今回研究グループが注目したSGLT2阻害薬は、腎臓でのグルコースの再取り込みを抑制して血糖を低下させる糖尿病治療薬の1つ。近年では、心臓保護作用や腎臓保護作用が着目されている。さらに、SGLT2阻害薬は、利尿作用や抗炎症作用といった結石形成に抑制的に働く効果を持っている。研究グループは、SGLT2阻害薬が結石形成を抑制するのではないかと考えた。しかし、これまでSGLT2阻害薬と腎結石形成に関する詳細な検討はなされていなかった。
SGLT2阻害薬使用患者で尿路結石の有病割合が有意に低下、DPCデータベースより
今回の研究では、まず、日本のDPCデータベース(糖尿病患者約153万人)を使用し、リアルワールドデータ(医療ビッグデータ)でSGLT2阻害薬処方の有無で尿路結石の有病率に差があるかを検証。約90万人の男性糖尿病患者のうち、SGLT2阻害薬の処方されている患者での尿路結石有病率は2.28%、SGLT2阻害薬の処方されていない患者での尿路結石有病率は2.54%であり、SGLT2阻害薬の使用患者では尿路結石の有病割合が有意に低下していた。
SGLT2阻害により腎結石形成抑制、OPNや炎症関連遺伝子発現が低下
次に、シュウ酸カルシウム腎結石形成ラットとマウスを使用した動物実験により、SLGT2の阻害が結石形成にどのように関与しているかを検討。シュウ酸カルシウム腎結石形成ラットでは、SGLT1/2阻害薬のフロリジン投与により、腎結石形成量が有意に抑制された。また、結石形成に重要なタンパク質オステオポンチン(OPN)の発現や炎症マーカータンパク質、腎障害・線維化マーカータンパク質もフロリジン投与により有意に低下した。

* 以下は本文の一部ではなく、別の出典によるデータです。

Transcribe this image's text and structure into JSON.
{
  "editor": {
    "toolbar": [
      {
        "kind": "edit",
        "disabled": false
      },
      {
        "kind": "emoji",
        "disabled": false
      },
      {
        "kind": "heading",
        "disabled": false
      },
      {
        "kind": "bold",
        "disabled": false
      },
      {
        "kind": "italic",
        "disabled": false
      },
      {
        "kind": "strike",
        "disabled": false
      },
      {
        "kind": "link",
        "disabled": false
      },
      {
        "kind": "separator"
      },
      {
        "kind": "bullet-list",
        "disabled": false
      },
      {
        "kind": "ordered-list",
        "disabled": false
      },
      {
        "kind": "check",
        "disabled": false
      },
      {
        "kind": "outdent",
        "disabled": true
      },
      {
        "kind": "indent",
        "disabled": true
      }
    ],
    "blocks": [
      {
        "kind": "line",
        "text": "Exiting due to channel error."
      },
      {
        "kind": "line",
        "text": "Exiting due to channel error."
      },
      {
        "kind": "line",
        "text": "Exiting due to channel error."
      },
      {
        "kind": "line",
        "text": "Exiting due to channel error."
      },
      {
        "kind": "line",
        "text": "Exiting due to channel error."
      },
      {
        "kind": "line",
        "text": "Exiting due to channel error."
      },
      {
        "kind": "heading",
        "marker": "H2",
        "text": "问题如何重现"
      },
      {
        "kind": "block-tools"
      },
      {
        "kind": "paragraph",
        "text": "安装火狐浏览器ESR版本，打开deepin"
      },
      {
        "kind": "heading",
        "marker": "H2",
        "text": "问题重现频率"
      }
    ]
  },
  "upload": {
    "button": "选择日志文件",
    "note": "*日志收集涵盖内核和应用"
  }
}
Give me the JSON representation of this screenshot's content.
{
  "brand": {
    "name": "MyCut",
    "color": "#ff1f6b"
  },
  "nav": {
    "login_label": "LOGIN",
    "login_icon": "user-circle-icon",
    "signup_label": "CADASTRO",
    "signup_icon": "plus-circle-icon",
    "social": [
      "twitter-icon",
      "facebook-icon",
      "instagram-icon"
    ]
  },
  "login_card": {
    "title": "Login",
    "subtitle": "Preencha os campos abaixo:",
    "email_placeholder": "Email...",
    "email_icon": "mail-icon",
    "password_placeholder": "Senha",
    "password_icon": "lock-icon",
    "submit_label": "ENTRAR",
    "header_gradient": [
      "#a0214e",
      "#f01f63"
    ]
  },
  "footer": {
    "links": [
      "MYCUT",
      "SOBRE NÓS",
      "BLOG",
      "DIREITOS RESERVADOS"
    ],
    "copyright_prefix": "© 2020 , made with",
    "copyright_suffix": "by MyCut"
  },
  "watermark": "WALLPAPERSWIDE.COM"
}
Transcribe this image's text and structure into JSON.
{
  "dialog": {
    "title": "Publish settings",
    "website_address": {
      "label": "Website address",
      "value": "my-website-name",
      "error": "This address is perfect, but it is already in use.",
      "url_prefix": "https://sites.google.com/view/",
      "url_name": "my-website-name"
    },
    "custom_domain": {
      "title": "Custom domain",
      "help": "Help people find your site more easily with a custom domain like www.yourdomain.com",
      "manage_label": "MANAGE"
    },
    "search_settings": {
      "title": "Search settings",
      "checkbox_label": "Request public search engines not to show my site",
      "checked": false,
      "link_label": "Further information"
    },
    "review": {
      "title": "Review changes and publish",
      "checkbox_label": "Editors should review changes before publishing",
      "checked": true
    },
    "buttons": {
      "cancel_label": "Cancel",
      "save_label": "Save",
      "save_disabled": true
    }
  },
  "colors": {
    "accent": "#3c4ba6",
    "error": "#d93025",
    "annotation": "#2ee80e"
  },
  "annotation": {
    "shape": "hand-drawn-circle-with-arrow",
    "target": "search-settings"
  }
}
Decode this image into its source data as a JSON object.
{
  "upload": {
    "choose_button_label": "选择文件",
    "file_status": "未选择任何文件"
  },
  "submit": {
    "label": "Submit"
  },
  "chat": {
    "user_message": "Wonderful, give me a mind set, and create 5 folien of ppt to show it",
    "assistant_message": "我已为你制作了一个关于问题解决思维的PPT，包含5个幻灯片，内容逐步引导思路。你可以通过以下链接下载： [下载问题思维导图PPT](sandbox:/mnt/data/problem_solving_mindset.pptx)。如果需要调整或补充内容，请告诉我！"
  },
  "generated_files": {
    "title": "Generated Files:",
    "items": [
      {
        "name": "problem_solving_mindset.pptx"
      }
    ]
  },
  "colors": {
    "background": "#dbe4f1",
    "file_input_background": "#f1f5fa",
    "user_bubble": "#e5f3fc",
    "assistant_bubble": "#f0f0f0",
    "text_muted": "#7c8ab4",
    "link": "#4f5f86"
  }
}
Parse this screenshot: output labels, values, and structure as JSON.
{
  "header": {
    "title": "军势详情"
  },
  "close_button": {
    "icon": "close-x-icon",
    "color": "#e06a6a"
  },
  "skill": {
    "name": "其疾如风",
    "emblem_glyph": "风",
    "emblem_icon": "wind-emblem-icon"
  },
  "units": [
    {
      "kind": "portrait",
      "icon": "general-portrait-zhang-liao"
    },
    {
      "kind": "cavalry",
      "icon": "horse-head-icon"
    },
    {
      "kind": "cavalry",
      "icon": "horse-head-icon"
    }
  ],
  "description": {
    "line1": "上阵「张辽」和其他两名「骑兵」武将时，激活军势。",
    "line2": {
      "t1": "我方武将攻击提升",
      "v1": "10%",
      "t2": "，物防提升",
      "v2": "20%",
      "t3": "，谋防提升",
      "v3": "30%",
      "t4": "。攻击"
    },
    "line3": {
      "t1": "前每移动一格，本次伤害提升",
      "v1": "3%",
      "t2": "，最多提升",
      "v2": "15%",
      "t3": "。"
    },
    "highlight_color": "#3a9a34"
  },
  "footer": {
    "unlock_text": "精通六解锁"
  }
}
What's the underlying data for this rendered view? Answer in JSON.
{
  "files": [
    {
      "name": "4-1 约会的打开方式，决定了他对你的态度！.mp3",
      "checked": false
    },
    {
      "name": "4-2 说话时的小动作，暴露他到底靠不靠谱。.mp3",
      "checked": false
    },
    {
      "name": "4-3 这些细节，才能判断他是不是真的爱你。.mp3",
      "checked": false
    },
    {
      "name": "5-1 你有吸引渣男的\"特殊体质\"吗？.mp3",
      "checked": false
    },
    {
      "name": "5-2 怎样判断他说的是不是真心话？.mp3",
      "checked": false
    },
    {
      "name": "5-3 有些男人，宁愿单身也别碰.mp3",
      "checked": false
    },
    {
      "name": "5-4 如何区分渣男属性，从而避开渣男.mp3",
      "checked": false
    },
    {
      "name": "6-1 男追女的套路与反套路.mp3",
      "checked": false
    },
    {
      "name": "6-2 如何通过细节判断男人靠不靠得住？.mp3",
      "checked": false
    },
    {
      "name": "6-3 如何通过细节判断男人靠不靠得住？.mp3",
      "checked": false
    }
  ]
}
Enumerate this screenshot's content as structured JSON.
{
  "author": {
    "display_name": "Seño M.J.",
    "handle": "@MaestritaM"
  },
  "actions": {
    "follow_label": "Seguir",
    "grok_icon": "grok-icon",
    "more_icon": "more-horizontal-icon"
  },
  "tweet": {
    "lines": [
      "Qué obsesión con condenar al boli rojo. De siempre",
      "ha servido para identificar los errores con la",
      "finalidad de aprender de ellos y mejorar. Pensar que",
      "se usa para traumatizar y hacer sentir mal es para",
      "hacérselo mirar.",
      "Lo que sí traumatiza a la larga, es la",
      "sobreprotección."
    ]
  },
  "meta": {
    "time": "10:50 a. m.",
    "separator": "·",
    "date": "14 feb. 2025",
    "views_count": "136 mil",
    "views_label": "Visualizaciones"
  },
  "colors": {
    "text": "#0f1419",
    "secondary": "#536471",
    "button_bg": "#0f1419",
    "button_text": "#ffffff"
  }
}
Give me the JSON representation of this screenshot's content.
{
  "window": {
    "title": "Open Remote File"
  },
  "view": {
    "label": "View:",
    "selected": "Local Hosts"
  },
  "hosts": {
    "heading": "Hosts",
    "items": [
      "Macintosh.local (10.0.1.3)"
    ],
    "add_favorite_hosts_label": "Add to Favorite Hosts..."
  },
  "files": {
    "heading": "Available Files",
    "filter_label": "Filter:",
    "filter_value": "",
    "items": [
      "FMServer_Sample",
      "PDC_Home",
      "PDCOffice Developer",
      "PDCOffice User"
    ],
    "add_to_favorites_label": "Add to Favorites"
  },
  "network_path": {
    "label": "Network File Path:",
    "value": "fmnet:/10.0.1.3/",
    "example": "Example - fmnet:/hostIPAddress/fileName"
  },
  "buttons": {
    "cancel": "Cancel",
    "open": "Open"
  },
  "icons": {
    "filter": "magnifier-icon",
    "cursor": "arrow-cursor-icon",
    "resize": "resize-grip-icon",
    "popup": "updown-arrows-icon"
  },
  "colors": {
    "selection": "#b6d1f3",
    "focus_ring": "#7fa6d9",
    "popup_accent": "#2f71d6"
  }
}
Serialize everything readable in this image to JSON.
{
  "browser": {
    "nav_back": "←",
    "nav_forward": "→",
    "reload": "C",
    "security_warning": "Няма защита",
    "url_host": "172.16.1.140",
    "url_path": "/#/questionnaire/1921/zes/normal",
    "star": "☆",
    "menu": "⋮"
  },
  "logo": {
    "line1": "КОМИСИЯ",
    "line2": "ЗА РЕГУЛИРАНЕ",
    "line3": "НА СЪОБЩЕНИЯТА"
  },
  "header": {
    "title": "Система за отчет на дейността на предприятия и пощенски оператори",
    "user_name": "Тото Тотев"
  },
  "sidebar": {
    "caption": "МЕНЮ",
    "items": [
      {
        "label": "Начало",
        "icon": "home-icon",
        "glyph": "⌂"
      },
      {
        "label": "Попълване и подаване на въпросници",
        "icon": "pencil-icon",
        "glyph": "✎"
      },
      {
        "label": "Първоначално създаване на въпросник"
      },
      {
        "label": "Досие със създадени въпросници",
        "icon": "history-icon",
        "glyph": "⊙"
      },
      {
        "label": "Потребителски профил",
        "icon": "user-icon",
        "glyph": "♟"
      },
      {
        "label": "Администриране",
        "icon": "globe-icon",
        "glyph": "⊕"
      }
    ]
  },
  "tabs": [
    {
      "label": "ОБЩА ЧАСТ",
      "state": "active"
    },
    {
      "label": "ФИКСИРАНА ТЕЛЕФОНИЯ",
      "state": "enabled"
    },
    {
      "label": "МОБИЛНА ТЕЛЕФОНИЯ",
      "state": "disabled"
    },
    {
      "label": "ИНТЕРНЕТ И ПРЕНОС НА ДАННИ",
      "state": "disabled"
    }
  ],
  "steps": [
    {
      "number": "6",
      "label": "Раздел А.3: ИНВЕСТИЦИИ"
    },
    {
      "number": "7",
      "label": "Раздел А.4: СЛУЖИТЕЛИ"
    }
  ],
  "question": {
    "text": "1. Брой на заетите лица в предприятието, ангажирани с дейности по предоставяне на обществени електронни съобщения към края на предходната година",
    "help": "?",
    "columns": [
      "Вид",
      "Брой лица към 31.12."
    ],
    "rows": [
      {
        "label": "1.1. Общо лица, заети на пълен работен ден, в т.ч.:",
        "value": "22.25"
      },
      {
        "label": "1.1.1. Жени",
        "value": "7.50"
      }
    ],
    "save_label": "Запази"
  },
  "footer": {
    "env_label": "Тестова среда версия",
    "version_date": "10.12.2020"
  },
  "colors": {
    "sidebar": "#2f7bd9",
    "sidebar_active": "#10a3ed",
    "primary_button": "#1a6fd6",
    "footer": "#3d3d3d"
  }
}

一方、研究グループはフロリジンの利尿作用による尿量増加を想定していたが、飲水量と尿量に有意な差は認めなかった。つまり、今回の腎結石形成抑制作用は利尿作用ではなく、抗炎症作用によるものと考えられた。加えて、SGLT2ノックアウトマウスでは、シュウ酸カルシウム腎結石の形成がほとんど認められず、OPNを含む結石形成や炎症に関わる遺伝子発現もワイルドタイプマウスに比べて有意に低下していた。また、ヒト近位尿細管培養細胞を使用した検討においても、動物実験の結果と同様に、SGLT2の阻害によりシュウ酸カルシウム結晶接着量の低下ならびにOPNを含む結石形成や炎症に関わる遺伝子発現の有意な低下を認めたという。
腎結石形成メカニズムの解明と治療薬への応用に期待
今回の疫学研究、動物実験、細胞実験により、近位尿細管でのグルコース取り込みを抑制するSGLT2阻害薬が、OPN発現抑制ならびに抗炎症作用により腎結石形成を抑制することが明らかになった。カルシウム含有腎結石に対する予防薬・治療薬はこれまで存在していないため、腎結石形成メカニズムの解明ならびに腎結石治療薬への応用が期待できると考えられる、と研究グループは述べている。